Doc gave me my options (a) spontaneous abortion, basically letting nature takes its course (b) D&C, which stands for dilation and cutterage, a surgical procedure which increases chances of future preterm labour (which by the way I have already experienced TWICE despite never having the procedure done in my life – irony much? Hahahaha) and (c) medicinal approach but have to go to Singapore as drug isn’t available in Malaysia. I chose option (a).
Went to my car, finally grasping the reality of the situation and had a good cry. Steering wheel beating and all.
3 losses in a row. You’re really fucking with me aren’t you, Universe? And while I am painfully passing out blood clots that could have become my child, I am also dealing with this debilitating flu crap. You win, Universe.
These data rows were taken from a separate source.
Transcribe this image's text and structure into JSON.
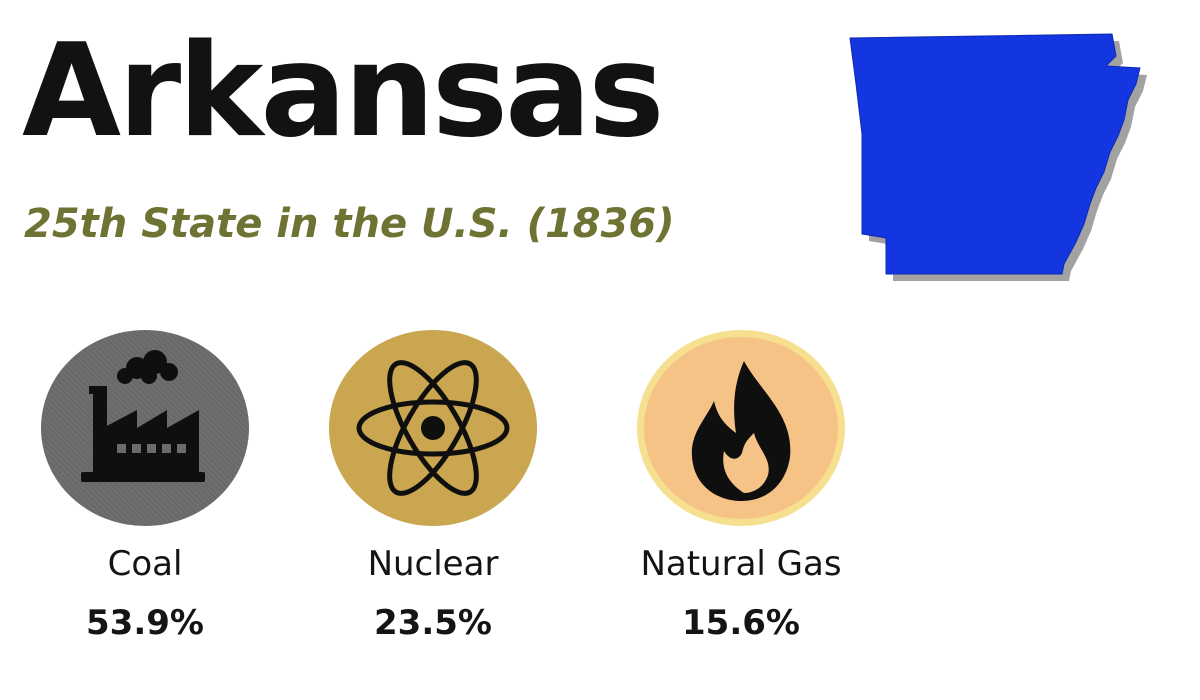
{
  "title": "Arkansas",
  "subtitle": "25th State in the U.S. (1836)",
  "map": {
    "icon": "arkansas-state-map",
    "fill_color": "#1436e0"
  },
  "sources": [
    {
      "label": "Coal",
      "percent": "53.9%",
      "icon": "factory-icon",
      "circle_color": "#6b6b6b"
    },
    {
      "label": "Nuclear",
      "percent": "23.5%",
      "icon": "atom-icon",
      "circle_color": "#c9a64f"
    },
    {
      "label": "Natural Gas",
      "percent": "15.6%",
      "icon": "flame-icon",
      "circle_color": "#f6c387"
    }
  ]
}
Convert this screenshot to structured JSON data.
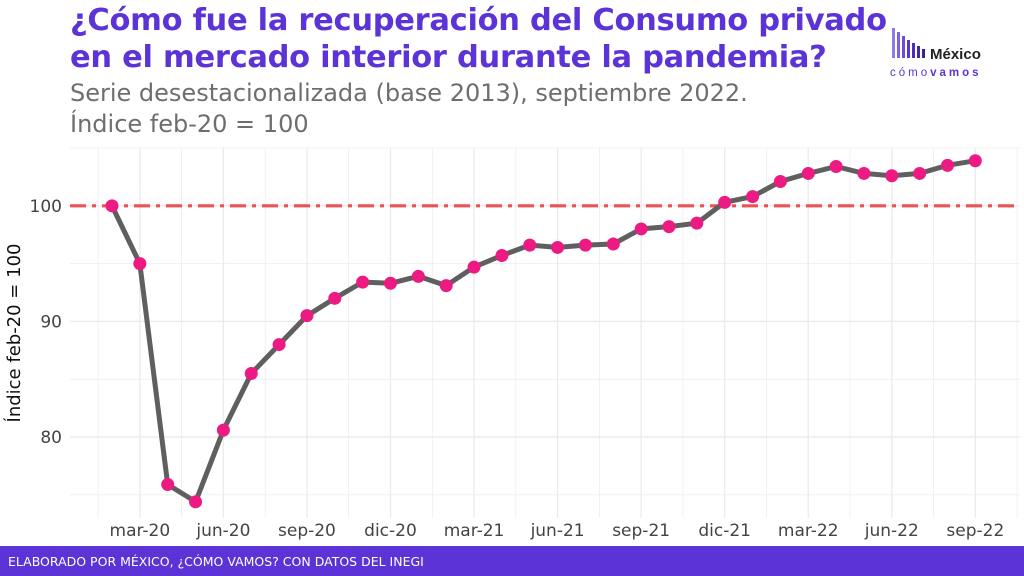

And to top it off, I got a painful toe-curling foil cut (foil version of paper cut) while taking panadol soluble out of its box. I have no words. So, what’s next, huh? Septicaemia from my foil fucking cut? Well, come at me bruv.
# – You, Universe, have a special sense of humour.
This miscarriage does not hurt as much as losing the twins (bloody clots vs fully formed babies – easy maths) but even myself am surprised by how quickly I am with moving on. Instead of sadness & grief I am mostly annoyed. Annoyed by this flu that I can’t seem to be able to shake off, annoyed with not knowing when the bleeding’s going to stop, and annoyed with the uncertainty of whether I would get a complete and clean natural abortion cause I really don’t want to get a D&C.
I suppose my lack of self pity is because statistically it made sense for me to have an early miscarriage, afterall it’s my 3rd pregnancy.
# – From tommys.org
Well, better luck next round. In the meantime, I’m just going to spite the Universe by washing my hair with store-bought shampoo (yeap, I have been cleaning my hair with just water for the past 3 months). Ambik kau.
Ps: cute lil button finally came out with the placenta at 7.30am today complete with teeny fingers, toes, eyes and mouth. I googled pictures of miscarried 9 weekers and damn, you are so much cuter than all the pictures. I am sorry you couldn’t make it. Would have loved you so much. RIP bub.